# Can't set my Aperture to lowest setting.



## rfosness88 (Feb 24, 2009)

on my Canon 40D I have a Canon EF-S 18-55mm 1:3.5-5.6 lens. So shouldnt I be able to set my aperture to 3.5? It will only go down to 4.0. I tried Manual(M) and Aperture Priority(AV).

Thanks


----------



## Mgw189 (Feb 24, 2009)

3.5 is the widest your aperture will get when it is at the widest possible angle.  As you zoom out the lenses aperture closes down to the 5.6.  The aperture never changes really.


----------



## Samanax (Feb 24, 2009)

rfosness88 said:


> on my Canon 40D I have a Canon EF-S 18-55mm 1:3.5-5.6 lens. So shouldnt I be able to set my aperture to 3.5? It will only go down to 4.0. I tried Manual(M) and Aperture Priority(AV).


That's a variable aperture lens.
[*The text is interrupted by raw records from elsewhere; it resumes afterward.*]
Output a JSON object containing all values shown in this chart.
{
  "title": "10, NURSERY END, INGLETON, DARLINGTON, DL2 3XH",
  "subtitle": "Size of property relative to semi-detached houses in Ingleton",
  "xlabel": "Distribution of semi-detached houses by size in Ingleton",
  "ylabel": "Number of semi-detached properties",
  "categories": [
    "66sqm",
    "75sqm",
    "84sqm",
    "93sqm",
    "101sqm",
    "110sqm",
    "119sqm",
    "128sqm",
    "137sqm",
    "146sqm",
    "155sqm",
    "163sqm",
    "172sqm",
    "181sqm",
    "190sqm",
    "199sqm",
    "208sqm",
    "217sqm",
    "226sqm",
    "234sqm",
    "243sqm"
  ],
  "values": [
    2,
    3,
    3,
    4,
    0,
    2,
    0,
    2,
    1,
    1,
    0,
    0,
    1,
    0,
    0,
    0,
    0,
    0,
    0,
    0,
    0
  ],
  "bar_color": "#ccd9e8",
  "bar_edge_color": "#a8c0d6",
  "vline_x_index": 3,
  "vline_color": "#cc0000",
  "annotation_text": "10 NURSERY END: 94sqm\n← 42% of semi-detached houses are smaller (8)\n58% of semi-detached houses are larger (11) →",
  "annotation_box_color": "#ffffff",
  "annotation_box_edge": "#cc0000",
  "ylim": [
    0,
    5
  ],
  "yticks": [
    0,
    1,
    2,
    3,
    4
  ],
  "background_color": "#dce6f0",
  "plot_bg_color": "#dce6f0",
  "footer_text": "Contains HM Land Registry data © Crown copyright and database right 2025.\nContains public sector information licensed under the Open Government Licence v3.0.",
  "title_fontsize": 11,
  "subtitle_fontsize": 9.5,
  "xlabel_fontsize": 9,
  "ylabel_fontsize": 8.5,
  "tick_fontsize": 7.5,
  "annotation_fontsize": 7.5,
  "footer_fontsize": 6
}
Depending on the focal length the lens is at, it will be f/3.5 at 18mm and as you zoom out the maximum aperture will change until you're zoomed out to 55mm and f/5.6. 

If it'll only do f/4.0 then the lens is zoomed out from 18mm a bit.


----------



## rfosness88 (Feb 24, 2009)

awesome thanks guys


----------



## AlexColeman (Feb 24, 2009)

Yeah, zoom out all the way and try again.


----------